In his opening statement to the committee, obtained by Jewish Insider ahead of Tuesday’s hearing, Stern will testify that “advocating for genocide against anyone of course should be robustly condemned; but the mere expression of such ideas (whether intended as such or heard as such) should be countered, not as a matter for discipline.”

Stern will also say that it is a good thing that David Duke, the former grand wizard of the Ku Klux Klan, did not face any disciplinary action when he spread Nazi propaganda on Louisiana State University’s campus as a student in 1968. “This would have allowed him to claim the status of martyr, and changed the subject to his right to speech as opposed to the content of his hate,” Stern will say.

Meanwhile, the Arab American Institute, of which Berry is the executive director, accused Israel on Oct. 15, 2023, a week after the Oct. 7 attack, of “ethnic cleansing and genocide of the Palestinian people in Gaza,” and demanded a cease-fire. The group supports boycotts of Israel.

Berry, in the past, has warned about the alleged weaponization of antisemitism and overbroad definitions of antisemitism. She has also argued that the Boycott, Divestment and Sanctions campaign against Israel is not antisemitic, a position at odds with most mainstream Jewish groups. She has described Zionism as racist.

Berry, while acknowledging that antisemitism “is a real and growing problem,” lambasted the Trump executive order and the implementation of the IHRA definition as an effort to grant “appearance of legitimacy to the politically motivated desire to conflate the real problem of anti-Semitism with criticism of the state of Israel,” aimed at silencing pro-Palestinian advocacy.

She has also attacked the Anti-Defamation League for its work to combat antisemitism on college campuses and described Kenneth Marcus, then up for confirmation as the assistant secretary of education for civil rights, as “dangerous.” Marcus founded and currently leads the Louis D. Brandeis Center for Human Rights Under Law, which focuses on combating antisemitism.
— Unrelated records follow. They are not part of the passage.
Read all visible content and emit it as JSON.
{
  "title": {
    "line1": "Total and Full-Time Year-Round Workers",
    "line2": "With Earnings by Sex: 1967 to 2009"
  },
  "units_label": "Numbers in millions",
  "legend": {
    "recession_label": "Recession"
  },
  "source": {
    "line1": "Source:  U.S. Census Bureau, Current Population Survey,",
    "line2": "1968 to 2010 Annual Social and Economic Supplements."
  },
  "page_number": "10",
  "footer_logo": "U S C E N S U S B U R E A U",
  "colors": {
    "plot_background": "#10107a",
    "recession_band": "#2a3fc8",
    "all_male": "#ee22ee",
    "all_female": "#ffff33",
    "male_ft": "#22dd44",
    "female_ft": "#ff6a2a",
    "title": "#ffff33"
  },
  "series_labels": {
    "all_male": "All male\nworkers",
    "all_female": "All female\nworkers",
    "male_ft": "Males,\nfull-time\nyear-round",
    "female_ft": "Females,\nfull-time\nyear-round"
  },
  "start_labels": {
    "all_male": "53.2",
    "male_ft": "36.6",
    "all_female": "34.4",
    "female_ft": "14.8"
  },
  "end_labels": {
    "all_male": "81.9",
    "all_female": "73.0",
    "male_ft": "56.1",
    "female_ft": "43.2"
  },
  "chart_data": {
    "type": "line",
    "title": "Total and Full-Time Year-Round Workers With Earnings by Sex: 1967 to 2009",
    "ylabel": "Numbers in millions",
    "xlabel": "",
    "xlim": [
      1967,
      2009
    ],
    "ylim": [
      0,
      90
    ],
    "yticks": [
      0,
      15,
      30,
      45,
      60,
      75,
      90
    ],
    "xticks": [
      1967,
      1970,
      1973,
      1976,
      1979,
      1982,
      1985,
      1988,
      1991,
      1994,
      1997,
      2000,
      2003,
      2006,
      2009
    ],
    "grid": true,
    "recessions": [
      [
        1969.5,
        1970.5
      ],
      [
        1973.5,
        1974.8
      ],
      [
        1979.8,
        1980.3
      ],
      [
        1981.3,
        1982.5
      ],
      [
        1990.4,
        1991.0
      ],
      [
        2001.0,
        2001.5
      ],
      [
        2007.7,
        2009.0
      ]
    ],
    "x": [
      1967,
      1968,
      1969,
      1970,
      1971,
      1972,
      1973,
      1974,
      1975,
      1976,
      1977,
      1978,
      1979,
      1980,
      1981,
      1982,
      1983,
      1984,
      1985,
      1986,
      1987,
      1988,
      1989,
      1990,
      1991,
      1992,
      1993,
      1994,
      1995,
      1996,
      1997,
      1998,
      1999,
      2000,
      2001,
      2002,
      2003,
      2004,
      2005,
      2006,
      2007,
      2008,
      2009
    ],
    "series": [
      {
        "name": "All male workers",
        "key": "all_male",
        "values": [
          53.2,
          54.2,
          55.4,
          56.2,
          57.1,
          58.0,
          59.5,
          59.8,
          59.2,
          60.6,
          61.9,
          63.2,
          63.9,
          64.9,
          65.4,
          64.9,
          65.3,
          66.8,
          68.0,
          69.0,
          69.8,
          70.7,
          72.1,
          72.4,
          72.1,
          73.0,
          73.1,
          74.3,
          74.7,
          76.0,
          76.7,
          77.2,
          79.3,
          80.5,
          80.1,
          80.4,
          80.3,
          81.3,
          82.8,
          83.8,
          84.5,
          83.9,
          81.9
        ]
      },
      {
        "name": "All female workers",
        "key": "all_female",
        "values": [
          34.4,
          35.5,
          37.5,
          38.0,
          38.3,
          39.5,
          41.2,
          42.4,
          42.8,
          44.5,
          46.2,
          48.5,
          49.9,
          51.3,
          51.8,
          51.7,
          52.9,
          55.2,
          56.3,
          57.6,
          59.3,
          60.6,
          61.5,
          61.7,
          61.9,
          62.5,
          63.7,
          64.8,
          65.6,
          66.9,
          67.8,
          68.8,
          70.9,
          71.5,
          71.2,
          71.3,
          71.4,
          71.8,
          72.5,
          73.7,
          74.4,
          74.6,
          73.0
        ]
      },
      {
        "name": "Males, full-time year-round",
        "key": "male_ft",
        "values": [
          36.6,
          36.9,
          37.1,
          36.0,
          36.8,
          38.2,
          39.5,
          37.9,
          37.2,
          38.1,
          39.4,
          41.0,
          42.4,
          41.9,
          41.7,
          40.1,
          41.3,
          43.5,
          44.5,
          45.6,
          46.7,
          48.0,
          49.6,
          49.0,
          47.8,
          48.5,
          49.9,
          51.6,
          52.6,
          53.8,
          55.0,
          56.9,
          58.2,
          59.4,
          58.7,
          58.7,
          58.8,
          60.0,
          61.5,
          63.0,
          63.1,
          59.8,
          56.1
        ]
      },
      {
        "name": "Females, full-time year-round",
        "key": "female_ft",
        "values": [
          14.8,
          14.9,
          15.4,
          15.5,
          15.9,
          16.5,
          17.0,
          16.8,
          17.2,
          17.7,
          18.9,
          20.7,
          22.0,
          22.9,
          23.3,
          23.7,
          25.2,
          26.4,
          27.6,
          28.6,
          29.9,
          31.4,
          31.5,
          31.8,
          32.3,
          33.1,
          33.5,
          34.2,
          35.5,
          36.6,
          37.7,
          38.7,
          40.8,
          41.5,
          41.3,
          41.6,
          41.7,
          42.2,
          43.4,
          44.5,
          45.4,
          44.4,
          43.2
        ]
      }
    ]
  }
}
Berry’s written testimony focuses primarily on hate crimes data and reporting, and federal enforcement of hate crimes laws.
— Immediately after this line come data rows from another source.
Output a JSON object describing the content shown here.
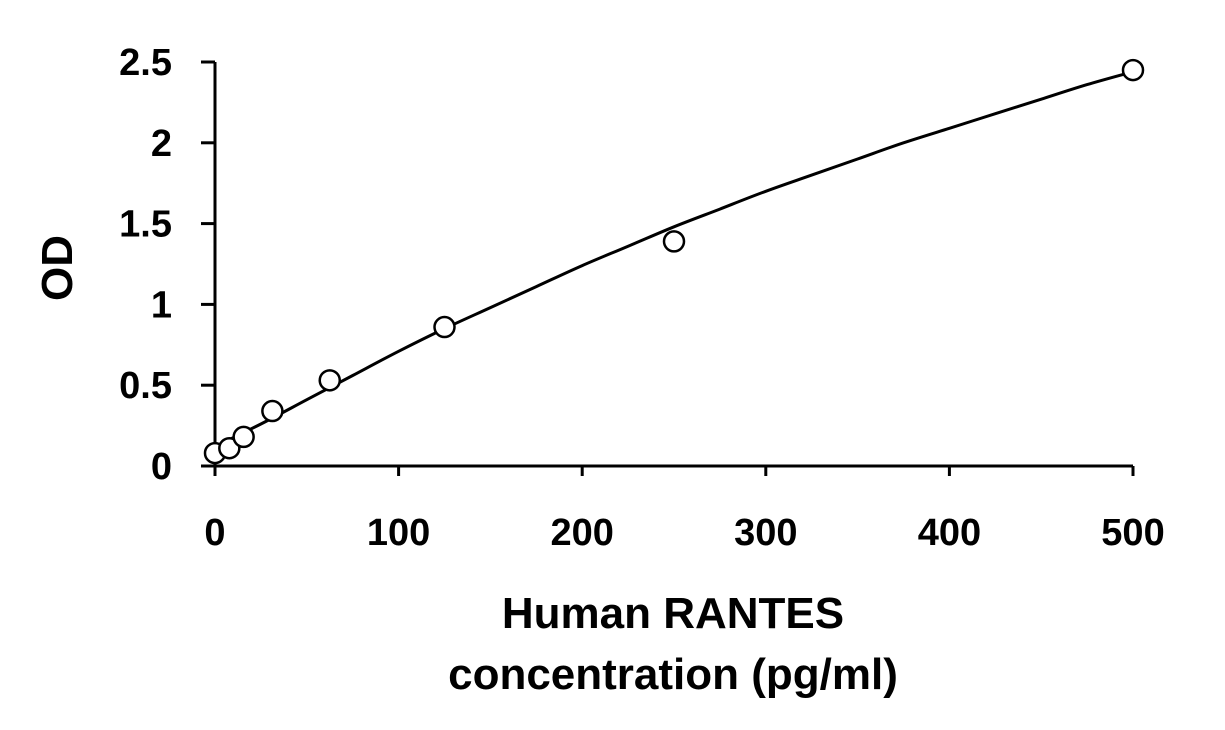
{
  "chart_data": {
    "type": "scatter",
    "title": "",
    "xlabel_lines": [
      "Human RANTES",
      "concentration (pg/ml)"
    ],
    "ylabel": "OD",
    "xlim": [
      0,
      500
    ],
    "ylim": [
      0,
      2.5
    ],
    "x_ticks": [
      0,
      100,
      200,
      300,
      400,
      500
    ],
    "x_tick_labels": [
      "0",
      "100",
      "200",
      "300",
      "400",
      "500"
    ],
    "y_ticks": [
      0,
      0.5,
      1,
      1.5,
      2,
      2.5
    ],
    "y_tick_labels": [
      "0",
      "0.5",
      "1",
      "1.5",
      "2",
      "2.5"
    ],
    "grid": false,
    "legend": "none",
    "series": [
      {
        "marker": "open-circle",
        "x": [
          0,
          7.8,
          15.6,
          31.25,
          62.5,
          125,
          250,
          500
        ],
        "y": [
          0.08,
          0.11,
          0.18,
          0.34,
          0.53,
          0.86,
          1.39,
          2.45
        ]
      }
    ],
    "fit_curve": {
      "x": [
        0,
        25,
        50,
        75,
        100,
        125,
        150,
        175,
        200,
        225,
        250,
        275,
        300,
        325,
        350,
        375,
        400,
        425,
        450,
        475,
        500
      ],
      "y": [
        0.12,
        0.26,
        0.41,
        0.56,
        0.71,
        0.85,
        0.98,
        1.11,
        1.24,
        1.36,
        1.48,
        1.59,
        1.7,
        1.8,
        1.9,
        2.0,
        2.09,
        2.18,
        2.27,
        2.36,
        2.44
      ]
    }
  }
}
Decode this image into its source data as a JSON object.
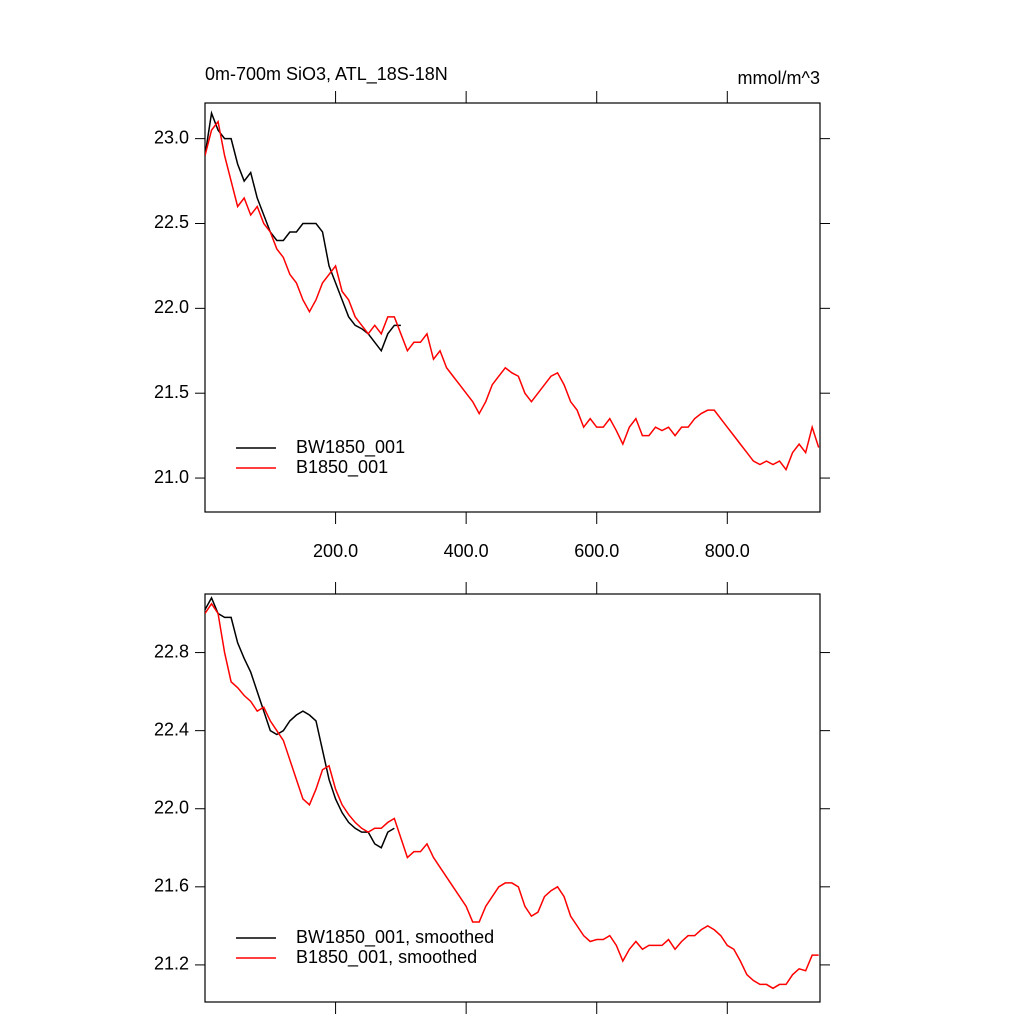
{
  "chart_data": [
    {
      "type": "line",
      "title": "0m-700m SiO3, ATL_18S-18N",
      "units": "mmol/m^3",
      "xlim": [
        0,
        942
      ],
      "ylim": [
        20.8,
        23.21
      ],
      "xticks": [
        {
          "value": 200,
          "label": "200.0"
        },
        {
          "value": 400,
          "label": "400.0"
        },
        {
          "value": 600,
          "label": "600.0"
        },
        {
          "value": 800,
          "label": "800.0"
        }
      ],
      "yticks": [
        {
          "value": 21,
          "label": "21.0"
        },
        {
          "value": 21.5,
          "label": "21.5"
        },
        {
          "value": 22,
          "label": "22.0"
        },
        {
          "value": 22.5,
          "label": "22.5"
        },
        {
          "value": 23,
          "label": "23.0"
        }
      ],
      "show_xtick_labels": true,
      "legend": "lower left",
      "series": [
        {
          "name": "BW1850_001",
          "color": "#000000",
          "x": [
            0,
            10,
            20,
            30,
            40,
            50,
            60,
            70,
            80,
            90,
            100,
            110,
            120,
            130,
            140,
            150,
            160,
            170,
            180,
            190,
            200,
            210,
            220,
            230,
            240,
            250,
            260,
            270,
            280,
            290,
            300
          ],
          "values": [
            22.9,
            23.15,
            23.05,
            23.0,
            23.0,
            22.85,
            22.75,
            22.8,
            22.65,
            22.55,
            22.45,
            22.4,
            22.4,
            22.45,
            22.45,
            22.5,
            22.5,
            22.5,
            22.45,
            22.25,
            22.15,
            22.05,
            21.95,
            21.9,
            21.88,
            21.85,
            21.8,
            21.75,
            21.85,
            21.9,
            21.9
          ]
        },
        {
          "name": "B1850_001",
          "color": "#ff0000",
          "x": [
            0,
            10,
            20,
            30,
            40,
            50,
            60,
            70,
            80,
            90,
            100,
            110,
            120,
            130,
            140,
            150,
            160,
            170,
            180,
            190,
            200,
            210,
            220,
            230,
            240,
            250,
            260,
            270,
            280,
            290,
            300,
            310,
            320,
            330,
            340,
            350,
            360,
            370,
            380,
            390,
            400,
            410,
            420,
            430,
            440,
            450,
            460,
            470,
            480,
            490,
            500,
            510,
            520,
            530,
            540,
            550,
            560,
            570,
            580,
            590,
            600,
            610,
            620,
            630,
            640,
            650,
            660,
            670,
            680,
            690,
            700,
            710,
            720,
            730,
            740,
            750,
            760,
            770,
            780,
            790,
            800,
            810,
            820,
            830,
            840,
            850,
            860,
            870,
            880,
            890,
            900,
            910,
            920,
            930,
            940
          ],
          "values": [
            22.9,
            23.05,
            23.1,
            22.9,
            22.75,
            22.6,
            22.65,
            22.55,
            22.6,
            22.5,
            22.45,
            22.35,
            22.3,
            22.2,
            22.15,
            22.05,
            21.98,
            22.05,
            22.15,
            22.2,
            22.25,
            22.1,
            22.05,
            21.95,
            21.9,
            21.85,
            21.9,
            21.85,
            21.95,
            21.95,
            21.85,
            21.75,
            21.8,
            21.8,
            21.85,
            21.7,
            21.75,
            21.65,
            21.6,
            21.55,
            21.5,
            21.45,
            21.38,
            21.45,
            21.55,
            21.6,
            21.65,
            21.62,
            21.6,
            21.5,
            21.45,
            21.5,
            21.55,
            21.6,
            21.62,
            21.55,
            21.45,
            21.4,
            21.3,
            21.35,
            21.3,
            21.3,
            21.35,
            21.28,
            21.2,
            21.3,
            21.35,
            21.25,
            21.25,
            21.3,
            21.28,
            21.3,
            21.25,
            21.3,
            21.3,
            21.35,
            21.38,
            21.4,
            21.4,
            21.35,
            21.3,
            21.25,
            21.2,
            21.15,
            21.1,
            21.08,
            21.1,
            21.08,
            21.1,
            21.05,
            21.15,
            21.2,
            21.15,
            21.3,
            21.18
          ]
        }
      ]
    },
    {
      "type": "line",
      "xlim": [
        0,
        942
      ],
      "ylim": [
        21.01,
        23.1
      ],
      "xticks": [
        200,
        400,
        600,
        800
      ],
      "yticks": [
        {
          "value": 21.2,
          "label": "21.2"
        },
        {
          "value": 21.6,
          "label": "21.6"
        },
        {
          "value": 22,
          "label": "22.0"
        },
        {
          "value": 22.4,
          "label": "22.4"
        },
        {
          "value": 22.8,
          "label": "22.8"
        }
      ],
      "show_xtick_labels": false,
      "legend": "lower left",
      "series": [
        {
          "name": "BW1850_001, smoothed",
          "color": "#000000",
          "x": [
            0,
            10,
            20,
            30,
            40,
            50,
            60,
            70,
            80,
            90,
            100,
            110,
            120,
            130,
            140,
            150,
            160,
            170,
            180,
            190,
            200,
            210,
            220,
            230,
            240,
            250,
            260,
            270,
            280,
            290
          ],
          "values": [
            23.02,
            23.08,
            23.0,
            22.98,
            22.98,
            22.85,
            22.77,
            22.7,
            22.6,
            22.5,
            22.4,
            22.38,
            22.4,
            22.45,
            22.48,
            22.5,
            22.48,
            22.45,
            22.3,
            22.15,
            22.05,
            21.98,
            21.93,
            21.9,
            21.88,
            21.88,
            21.82,
            21.8,
            21.88,
            21.9
          ]
        },
        {
          "name": "B1850_001, smoothed",
          "color": "#ff0000",
          "x": [
            0,
            10,
            20,
            30,
            40,
            50,
            60,
            70,
            80,
            90,
            100,
            110,
            120,
            130,
            140,
            150,
            160,
            170,
            180,
            190,
            200,
            210,
            220,
            230,
            240,
            250,
            260,
            270,
            280,
            290,
            300,
            310,
            320,
            330,
            340,
            350,
            360,
            370,
            380,
            390,
            400,
            410,
            420,
            430,
            440,
            450,
            460,
            470,
            480,
            490,
            500,
            510,
            520,
            530,
            540,
            550,
            560,
            570,
            580,
            590,
            600,
            610,
            620,
            630,
            640,
            650,
            660,
            670,
            680,
            690,
            700,
            710,
            720,
            730,
            740,
            750,
            760,
            770,
            780,
            790,
            800,
            810,
            820,
            830,
            840,
            850,
            860,
            870,
            880,
            890,
            900,
            910,
            920,
            930,
            940
          ],
          "values": [
            23.0,
            23.05,
            23.0,
            22.8,
            22.65,
            22.62,
            22.58,
            22.55,
            22.5,
            22.52,
            22.45,
            22.4,
            22.35,
            22.25,
            22.15,
            22.05,
            22.02,
            22.1,
            22.2,
            22.22,
            22.1,
            22.02,
            21.97,
            21.93,
            21.9,
            21.88,
            21.9,
            21.9,
            21.93,
            21.95,
            21.85,
            21.75,
            21.78,
            21.78,
            21.82,
            21.75,
            21.7,
            21.65,
            21.6,
            21.55,
            21.5,
            21.42,
            21.42,
            21.5,
            21.55,
            21.6,
            21.62,
            21.62,
            21.6,
            21.5,
            21.45,
            21.47,
            21.55,
            21.58,
            21.6,
            21.55,
            21.45,
            21.4,
            21.35,
            21.32,
            21.33,
            21.33,
            21.35,
            21.3,
            21.22,
            21.28,
            21.32,
            21.28,
            21.3,
            21.3,
            21.3,
            21.33,
            21.28,
            21.32,
            21.35,
            21.35,
            21.38,
            21.4,
            21.38,
            21.35,
            21.3,
            21.28,
            21.22,
            21.15,
            21.12,
            21.1,
            21.1,
            21.08,
            21.1,
            21.1,
            21.15,
            21.18,
            21.17,
            21.25,
            21.25
          ]
        }
      ]
    }
  ]
}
Republicans, meanwhile, have called Rabbi Mark Goldfeder, the director of the National Jewish Advocacy Center, a group which supports IHRA legislation and engages in lawfare around antisemitism among other Jewish and pro-Israel efforts. He was also an attorney for former President Donald Trump during the Russia investigation.
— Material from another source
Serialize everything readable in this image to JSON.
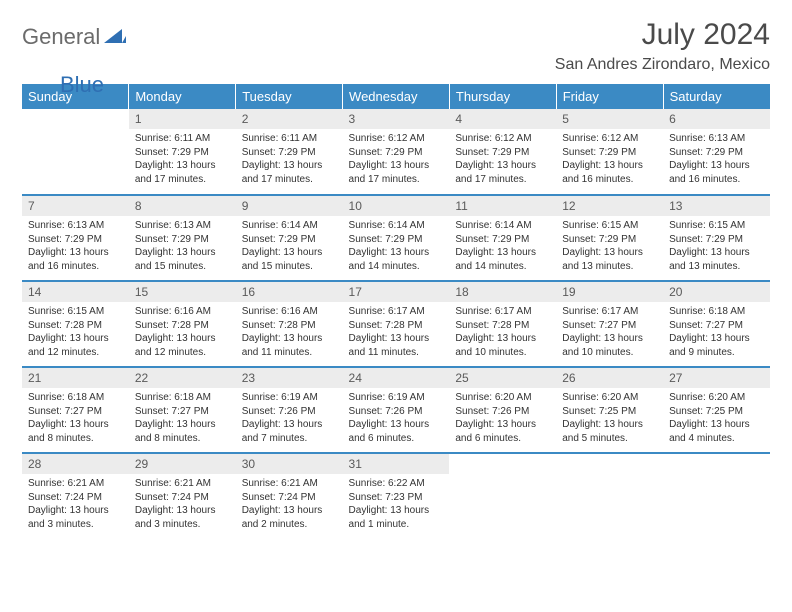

Goldfeder has testified at other congressional hearings since Oct. 7. He spoke at a House Judiciary Committee hearing back in May about the need for universities to both ensure First Amendment protections while also guaranteeing the civil rights of Jewish students on campus. 

Since Oct. 7, the National Jewish Advocacy Center has filed lawsuits against several U.S. companies and groups that it claims provided support to Hamas despite its designation as a terrorist organization. Among those NJAC has sued on behalf of victims of Oct. 7 are the Associated Press, UNRWA USA, Americans for Justice in Palestine and Students for Justice in Palestine.

In his testimony, Goldfeder is set to express support for the IHRA definition, noting that it has seen consistent support across four presidential administrations, a majority of U.S. states and most of the Jewish community. 

“Of course, Jews are not monolithic, and there is a small minority within the Jewish community, including my distinguished friend Dr. Stern, that do not support this bill because they are afraid it might be misapplied in some way to restrict speech,” he will testify. “First, it is important to reiterate that this minority does not represent the Jewish community, which has spoken in a clear and loud voice.”